“I may be wrong,” the distinguished physiologist admitted to the American Heart Association meeting in Manhattan. But if he was right, Dr. Henry A. Schroeder had not only provided an explanation for millions of hitherto inexplicable cases of high blood pressure; he had also suggested a possible method of treatment. Dr. Schroeder had also pointed out a mechanism by which diabetes may develop in adult Americans, and he had outlined an approach to prevention of the disease.
If an investigator of less repute had reported such heady stuff, the audience of hypercritical physicians would surely have scoffed. Indeed, many of them smiled tolerantly when Dr. Schroeder first drew attention to a puzzling association between the softness of the drinking water in an area and the frequency of hardened arteries among men who live there (TIME, May 2, 1960). However, the determined physiologist had already taken to the hills and found both an explanation and supporting evidence for his observations.
Sunken Nails. From the start, Dr. Schroeder did not believe that the growing incidence of arterial disease reflected the presence of such common and natural drinking-water constituents as calcium bicarbonate, with which man has lived throughout history. What concerned the imaginative researcher was pollution by metals that modern man, the metallurgist, now scatters around him in profusion.
What was needed was a laboratory free from metallic contamination. Dr.
Schroeder constructed one high on a 1,600-ft. Vermont hill near his home base at Dartmouth Medical School.
The building was all wood, with the nails sunk and sealed in. Anything that might contain lead or cadmium was excluded; the principal exception to the no-metal rule was stainless steel for the cages that contained experimental rats and mice. Water pipes, where possible, were made of plastic. The pure mountain air was electrostatically filtered. Visitors were barred because they might carry metalliferous dust; even research-staff members had to take their shoes off before entering the animal rooms. The animals were fed a diet with a meticulously defined metallic content, and their pure drinking water was superpurified. Whether it was hard or soft depended on how the investigators treated it.
Kidney Analyses. Among the 20 elements that Dr. Schroeder investigated as potential artificial pollutants, cadmium produced the most striking results. Rats given minute traces of cadmium salts in drinking water all their lives developed high blood pressure of a type remarkably similar to the human disease. More females than males developed the disease, but it was deadlier to the males; the animals developed fatty plaques in their aortas, and showed enlargement of the heart. When rats receiving cadmium were divided into two groups, 80% of those on soft water developed high blood pressure as against only 17% of those on hard (calcium-containing) water. When the animals were treated with a drug that substituted zinc for the cadmium already in their tissues, blood pressures returned to normal.
The next question was obvious: Do humans react like rats when they ingest cadmium and other metals? By way of answer, Dr. Schroeder offered chemical analyses of 400 human kidneys showing that Americans at birth have a negligible amount of cadmium stored there, that the amount of the metal increases gradually with age and reaches its highest levels in patients with high blood pressure of unknown origin. He did not have to remind his medical audience that kidney function is important in regulating blood pressure, and that many cases of high blood pressure are clearly associated with kidney disorders.

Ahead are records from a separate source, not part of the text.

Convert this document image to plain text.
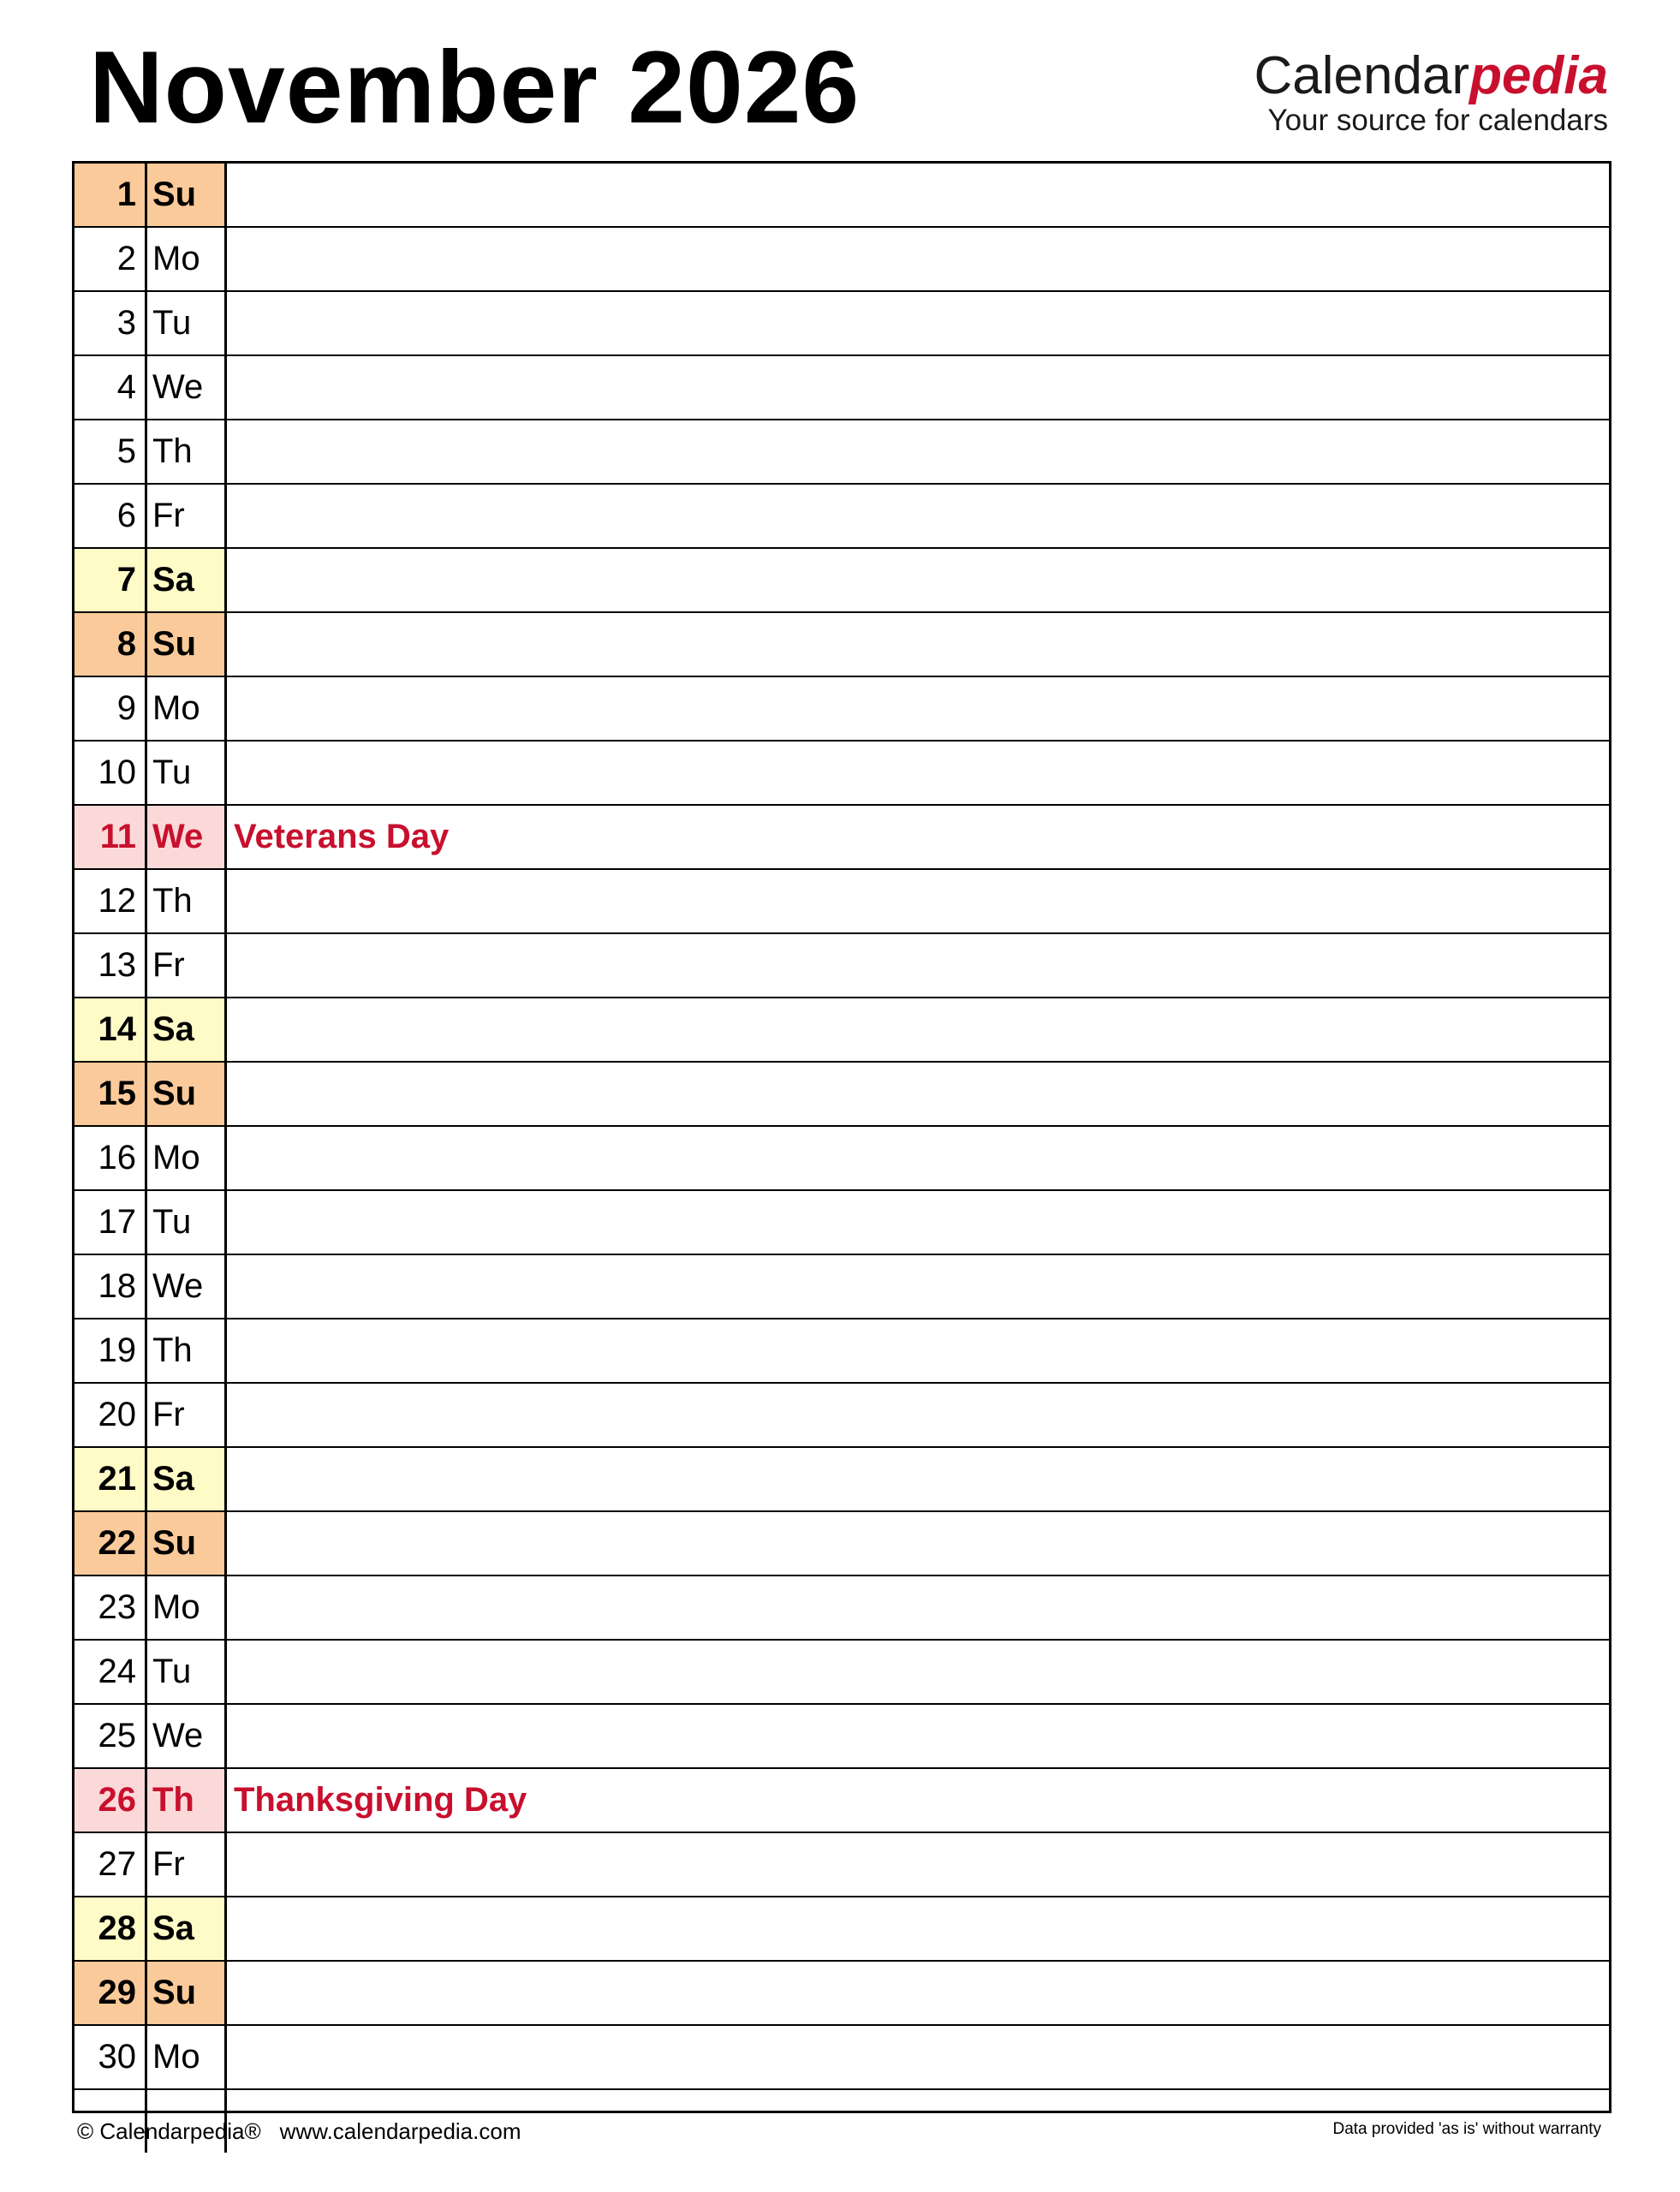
November 2026	Calendarpedia
Your source for calendars
1	Su	
2	Mo	
3	Tu	
4	We	
5	Th	
6	Fr	
7	Sa	
8	Su	
9	Mo	
10	Tu	
11	We	Veterans Day
12	Th	
13	Fr	
14	Sa	
15	Su	
16	Mo	
17	Tu	
18	We	
19	Th	
20	Fr	
21	Sa	
22	Su	
23	Mo	
24	Tu	
25	We	
26	Th	Thanksgiving Day
27	Fr	
28	Sa	
29	Su	
30	Mo	

© Calendarpedia® www.calendarpedia.com	Data provided 'as is' without warranty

Civilized man, said Dr. Schroeder, ingests an excess of cadmium from tea and coffee, refined flour and polished rice, some phosphate-fertilized crops— and water pipes. Soft water, he declared, takes up cadmium, a contaminant in copper and galvanized pipes, far more readily than does hard water.
Chromium Decline. Another of the 20 elements studied was chromium. All over the world, people are born with relatively generous amounts of chromium in their vital organs, but in the U.S. the levels decline precipitously around age ten. By juggling his rats’ intake of chromium, Dr. Schroeder found that a severe shortage, such as afflicts many adult Americans, caused many of the rats to develop first diabetes and then artery disease—a condition remarkably like progressive human diabetes. With animals kept at what Dr. Schroeder considers a normal chromium level, there was virtually no diabetes or atherosclerosis. “Specialists in diabetes and in atherosclerosis,” he said, “are beginning to see their disciplines overlap.”
Cautiously, Dr. Schroeder pointed out that he was not simplistically laying all the blame for high blood pressure and atherosclerosis on cadmium and chromium. Other exotic elements such as vanadium, zirconium and niobium, all “abundant in the human body,” influence the level of fats in the blood.
And these, said Dr. Schroeder, are metals to which newly exposed man has little or no ability to adapt.